Я взмахом провожу рукой вдоль себя.

– У тебя нет слепоты на габариты.

– Господи Боже, женщина. Да послушай же ты.

– И что с того? Ты используешь особые приметы для распознания людей. Вес – моя примета.

– Твоя примета – это ты. Я помню твои глаза. Рот. Веснушки на щеках, похожие на созвездия. Я знаю твои улыбки, по крайней мере три из них, и самое меньшее восемь выражений лица, включая лишь изменения взгляда. Умей я рисовать, я бы тебя нарисовал, и для этого мне бы не пришлось на тебя смотреть. Потому что твое лицо запечатлено у меня в голове.

Тут он закрывает глаза и описывает, как я выгляжу, таким образом, как я раньше никогда не слышала. И от его слов сердце у меня колотится все быстрее, и я знаю, что никогда этого не забуду, пусть хоть полвека пройдет.

Он открывает глаза и продолжает:

– Я знаю, как ты двигаешься. Знаю, как смотришь на меня. Я вижу, что ты меня видишь, и ты единственная, кто так на меня смотрит. С тобой я или нет, мне не нужно об этом думать или складывать вместе кусочки головоломки. Это просто ты. Вот что я знаю.

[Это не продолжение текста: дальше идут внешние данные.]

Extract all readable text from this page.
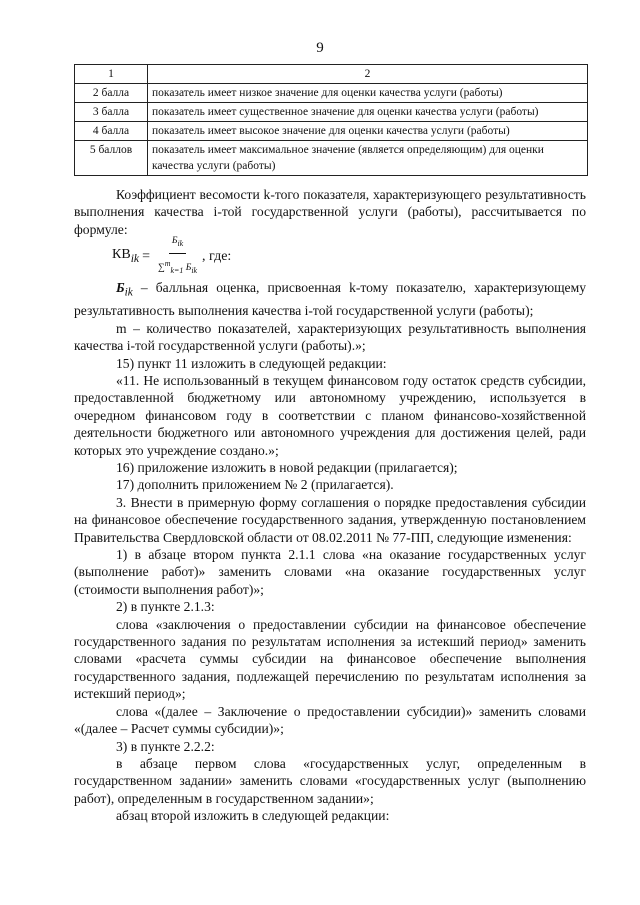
9
1	2
2 балла	показатель имеет низкое значение для оценки качества услуги (работы)
3 балла	показатель имеет существенное значение для оценки качества услуги (работы)
4 балла	показатель имеет высокое значение для оценки качества услуги (работы)
5 баллов	показатель имеет максимальное значение (является определяющим) для оценки качества услуги (работы)

Коэффициент весомости k-того показателя, характеризующего результативность выполнения качества i-той государственной услуги (работы), рассчитывается по формуле:

$КВ_{ik} = \frac{Б_{ik}}{\sum^m_{k=1} Б_{ik}}$ , где:

$Б_{ik}$ – балльная оценка, присвоенная k-тому показателю, характеризующему результативность выполнения качества i-той государственной услуги (работы);

m – количество показателей, характеризующих результативность выполнения качества i-той государственной услуги (работы).»;

15) пункт 11 изложить в следующей редакции:

«11. Не использованный в текущем финансовом году остаток средств субсидии, предоставленной бюджетному или автономному учреждению, используется в очередном финансовом году в соответствии с планом финансово-хозяйственной деятельности бюджетного или автономного учреждения для достижения целей, ради которых это учреждение создано.»;

16) приложение изложить в новой редакции (прилагается);

17) дополнить приложением № 2 (прилагается).

3. Внести в примерную форму соглашения о порядке предоставления субсидии на финансовое обеспечение государственного задания, утвержденную постановлением Правительства Свердловской области от 08.02.2011 № 77-ПП, следующие изменения:

1) в абзаце втором пункта 2.1.1 слова «на оказание государственных услуг (выполнение работ)» заменить словами «на оказание государственных услуг (стоимости выполнения работ)»;

2) в пункте 2.1.3:

слова «заключения о предоставлении субсидии на финансовое обеспечение государственного задания по результатам исполнения за истекший период» заменить словами «расчета суммы субсидии на финансовое обеспечение выполнения государственного задания, подлежащей перечислению по результатам исполнения за истекший период»;

слова «(далее – Заключение о предоставлении субсидии)» заменить словами «(далее – Расчет суммы субсидии)»;

3) в пункте 2.2.2:

в абзаце первом слова «государственных услуг, определенным в государственном задании» заменить словами «государственных услуг (выполнению работ), определенным в государственном задании»;

абзац второй изложить в следующей редакции:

– Это не значит, что ты меня любишь. Просто потому, что видишь.

Он приподнимает брови и смеется.

– А кто тут о любви обмолвился?

Мне больше всего хочется растаять в воздухе.

– Если бы, чисто гипотетически, я тебя и любил, это не оттого, что я тебя вижу, и не оттого, что ну, да, по крайней мере я ее вижу, значит, я, наверное, и люблю ее. Я почти уверен, что вижу тебя оттого, что тебя люблю. И да, по-моему, я тебя люблю, потому что вижу тебя, действительно вижу, Либби, как одно целое, до последней удивительной черточки.

Я жду, пока он повторит слово «гипотетически», но он не повторяет.

Вместо этого он смотрит на меня.

А я на него.

И наступает момент счастья.

Он длится секунды, может, минуты.

Я закрываю шарфом нос. Мне хочется закрыть им всю голову.

– Вот.

Он что-то мне подает. Я поворачиваю это на ладони и вижу магнитик. «Огайо приветствует вас».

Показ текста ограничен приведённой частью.